Amos Luzzatto: «Noi rispettiamo il popolo cristiano. Ma la presenza divina nelle scuole dovrebbe parlare a tutte le fedi». Adel Smith: «Una dichiarazione da rispedire al mittente con nota di protesta»

Raccoglie plausi e critiche l’omelia di Papa Ratzinger sull’importanza della presenza del crocifisso nelle aule scolastiche.
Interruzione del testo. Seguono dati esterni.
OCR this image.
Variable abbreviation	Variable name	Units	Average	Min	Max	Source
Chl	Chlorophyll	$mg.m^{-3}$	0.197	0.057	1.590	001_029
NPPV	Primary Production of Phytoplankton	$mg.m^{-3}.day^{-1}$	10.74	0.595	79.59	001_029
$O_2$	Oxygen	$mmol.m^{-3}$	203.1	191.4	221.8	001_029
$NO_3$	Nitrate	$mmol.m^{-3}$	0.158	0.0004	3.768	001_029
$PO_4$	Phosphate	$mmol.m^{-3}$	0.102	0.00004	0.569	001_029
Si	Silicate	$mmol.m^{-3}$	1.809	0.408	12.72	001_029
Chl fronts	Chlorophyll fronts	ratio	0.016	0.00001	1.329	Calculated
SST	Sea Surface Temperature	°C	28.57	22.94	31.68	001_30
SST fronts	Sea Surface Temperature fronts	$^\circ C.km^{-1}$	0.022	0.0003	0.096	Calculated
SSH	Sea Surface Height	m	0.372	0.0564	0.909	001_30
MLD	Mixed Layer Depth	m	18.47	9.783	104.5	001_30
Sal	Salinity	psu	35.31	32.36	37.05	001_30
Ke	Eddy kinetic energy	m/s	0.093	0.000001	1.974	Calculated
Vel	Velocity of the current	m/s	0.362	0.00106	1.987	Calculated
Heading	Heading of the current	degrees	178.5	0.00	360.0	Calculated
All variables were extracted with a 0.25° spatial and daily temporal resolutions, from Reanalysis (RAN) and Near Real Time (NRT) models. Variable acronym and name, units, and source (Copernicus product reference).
Tra questi, il commento del presidente dell’Unione delle Comunità ebraiche italiane, Amos Luzzatto, convinto che la presenza divina nei luoghi pubblici frequentati in una società pluralista da credenti di fedi diverse, ma anche non fedeli, «dovrebbe essere riconosciuta in forme che parlino direttamente a tutti coloro, di qualsiasi credo, che hanno diritto di cittadinanza nel paese. Al limite nessuna». «Il crocifisso - ha aggiunto Luzzatto - è un simbolo divino che è esposto da gran parte del mondo cristiano e che noi, ovviamente, rispettiamo per quanto riguarda la fede cristiana stessa».
Decisamente più critico Adel Smith, presidente dell’Unione Musulmani d’Italia, già protagonista più volta di polemiche sulla legittimità del crocifisso nelle aule scolastiche: «Una dichiarazione tale, - ha affermato - se fatta a uno Stato e a un governo più seri, sarebbe stata rispedita al mittente con una nota di protesta». Diversa invece la reazione dell’Ucoii, l’Unione delle comunità islamiche italiane, che aveva già preso le distanze dall’Unione musulmani nei mesi caldi della polemica sollevata da Adel Smith, che secondo l’Ucoii non rappresenta altri che lo stesso Smith. Una posizione ribadita ieri, per bocca del presidente Mohamed Nour Dachan: «È una cosa fra la Chiesa e lo Stato italiano, non ci riguarda come comunità islamica». Non è affatto stupito, invece, Riccardo Di Segni, il Rabbino Capo di Roma: «Quella del Papa non è una posizione nuova - spiega Di Segni- e quindi non c’è bisogno di accendere nuove polemiche. Noi abbiamo posizioni diverse: per la Chiesa cattolica il crocifisso è un segno di Dio, per noi, invece, Dio è sostanzialmente invisibile. Siamo su posizioni radicalmente diverse».